彼の不吉な言葉を聞いて、俺はすぐさま理科室の窓を開けて空色を窺った。
●
ぽつり。
半袖から伸びた腕に細い水滴が乗った。それからひとつふたつと頬や首元に同じ感覚を得る。
来る。もう七度目ともなれば流石にわかる。
――神様が、来る。
そう思った直後、小さかった雨粒は急激に大きさを増して群れを成し、黒い雲から轟音と共に滝のような豪雨を降らした。
「くっ!」
俺はすぐさま折り畳み傘を開く。その傘の先端を持って、逆様の状態で頭上に構える。バチバチと表面で水が弾ける音がして、放物線に沿って雨水が傘の先端に集まっていく。

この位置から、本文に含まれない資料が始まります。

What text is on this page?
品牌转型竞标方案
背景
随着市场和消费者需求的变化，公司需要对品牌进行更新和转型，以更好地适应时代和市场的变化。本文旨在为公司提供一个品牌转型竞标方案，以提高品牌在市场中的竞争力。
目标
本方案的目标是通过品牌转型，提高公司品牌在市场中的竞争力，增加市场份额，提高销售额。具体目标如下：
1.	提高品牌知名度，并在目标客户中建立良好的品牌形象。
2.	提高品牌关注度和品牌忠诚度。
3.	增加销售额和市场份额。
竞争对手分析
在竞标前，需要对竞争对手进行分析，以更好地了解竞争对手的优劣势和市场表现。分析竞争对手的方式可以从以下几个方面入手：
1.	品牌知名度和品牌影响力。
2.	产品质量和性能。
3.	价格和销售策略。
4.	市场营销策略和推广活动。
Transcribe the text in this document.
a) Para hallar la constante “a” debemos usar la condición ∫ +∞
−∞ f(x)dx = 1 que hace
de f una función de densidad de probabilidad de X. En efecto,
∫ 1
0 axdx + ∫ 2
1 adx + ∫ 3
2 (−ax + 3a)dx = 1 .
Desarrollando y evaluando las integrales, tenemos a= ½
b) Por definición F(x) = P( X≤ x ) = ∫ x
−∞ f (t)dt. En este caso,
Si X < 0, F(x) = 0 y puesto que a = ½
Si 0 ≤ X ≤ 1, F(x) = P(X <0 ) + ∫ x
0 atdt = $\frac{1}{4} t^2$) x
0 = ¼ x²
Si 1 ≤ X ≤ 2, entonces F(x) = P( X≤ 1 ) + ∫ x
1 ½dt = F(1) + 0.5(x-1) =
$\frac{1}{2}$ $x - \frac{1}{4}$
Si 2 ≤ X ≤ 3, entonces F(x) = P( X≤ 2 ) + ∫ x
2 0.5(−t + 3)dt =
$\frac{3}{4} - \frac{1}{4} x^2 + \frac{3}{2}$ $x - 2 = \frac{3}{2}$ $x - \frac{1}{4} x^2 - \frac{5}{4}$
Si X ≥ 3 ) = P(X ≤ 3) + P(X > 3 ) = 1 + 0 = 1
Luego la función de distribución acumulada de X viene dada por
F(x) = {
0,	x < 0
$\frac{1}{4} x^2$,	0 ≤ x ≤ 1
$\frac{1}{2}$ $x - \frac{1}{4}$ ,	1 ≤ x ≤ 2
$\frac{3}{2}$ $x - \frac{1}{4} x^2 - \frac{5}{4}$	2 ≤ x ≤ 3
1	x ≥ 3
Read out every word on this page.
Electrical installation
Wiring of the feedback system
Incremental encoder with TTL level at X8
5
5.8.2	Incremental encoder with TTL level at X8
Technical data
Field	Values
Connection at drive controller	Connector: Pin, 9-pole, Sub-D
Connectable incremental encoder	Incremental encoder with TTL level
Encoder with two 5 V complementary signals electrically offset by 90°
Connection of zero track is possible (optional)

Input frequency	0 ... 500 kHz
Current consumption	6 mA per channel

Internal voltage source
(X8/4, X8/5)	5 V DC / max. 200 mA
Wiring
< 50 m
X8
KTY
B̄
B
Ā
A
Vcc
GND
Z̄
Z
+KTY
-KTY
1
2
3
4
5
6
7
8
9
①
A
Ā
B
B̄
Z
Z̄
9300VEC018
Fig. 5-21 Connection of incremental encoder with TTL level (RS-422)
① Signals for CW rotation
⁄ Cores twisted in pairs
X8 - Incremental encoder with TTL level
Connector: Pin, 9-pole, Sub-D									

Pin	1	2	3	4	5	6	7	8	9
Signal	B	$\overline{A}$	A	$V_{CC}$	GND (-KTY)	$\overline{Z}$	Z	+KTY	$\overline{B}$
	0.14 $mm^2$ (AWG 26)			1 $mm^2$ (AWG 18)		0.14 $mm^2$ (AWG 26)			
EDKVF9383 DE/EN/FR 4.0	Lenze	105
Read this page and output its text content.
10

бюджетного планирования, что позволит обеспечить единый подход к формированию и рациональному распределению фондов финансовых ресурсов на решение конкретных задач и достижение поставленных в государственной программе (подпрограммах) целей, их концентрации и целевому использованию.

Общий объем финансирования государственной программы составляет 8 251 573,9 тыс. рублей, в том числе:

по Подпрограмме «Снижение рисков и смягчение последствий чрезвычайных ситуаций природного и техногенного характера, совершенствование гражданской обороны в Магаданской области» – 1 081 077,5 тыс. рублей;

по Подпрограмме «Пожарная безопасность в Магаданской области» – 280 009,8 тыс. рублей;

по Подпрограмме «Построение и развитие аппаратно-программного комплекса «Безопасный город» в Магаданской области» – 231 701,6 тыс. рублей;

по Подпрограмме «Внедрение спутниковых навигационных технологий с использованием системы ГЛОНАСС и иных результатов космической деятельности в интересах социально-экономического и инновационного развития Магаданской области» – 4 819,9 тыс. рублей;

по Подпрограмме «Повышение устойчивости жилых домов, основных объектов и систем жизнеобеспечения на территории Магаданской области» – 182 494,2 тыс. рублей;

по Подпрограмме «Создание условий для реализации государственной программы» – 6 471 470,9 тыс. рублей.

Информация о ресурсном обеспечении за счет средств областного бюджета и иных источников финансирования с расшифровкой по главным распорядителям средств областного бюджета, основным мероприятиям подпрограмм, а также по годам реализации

そして先端に開いた穴から落ちてくる夕立をガラス瓶に流し込んでいく。雨の勢いで左右に振られる傘を必死に押さえて瓶の口に合わせる。
逆さに持ち上げた傘は何も守ってくれない。シャツやスラックスは濡れて汗だくの身体に貼り付き、靴下の中にまで水が入って気持ち悪い。
でも、俺の目は瓶にしか向いていなかった。
濡れてまとわりつく前髪を払って目を見開き、ガラスの壁を上っていく境界線を見つめる。
「……これで五本だ」
俺は額から流れる雨粒を拭いながら、透明に満ちた瓶の蓋を力いっぱいに閉めた。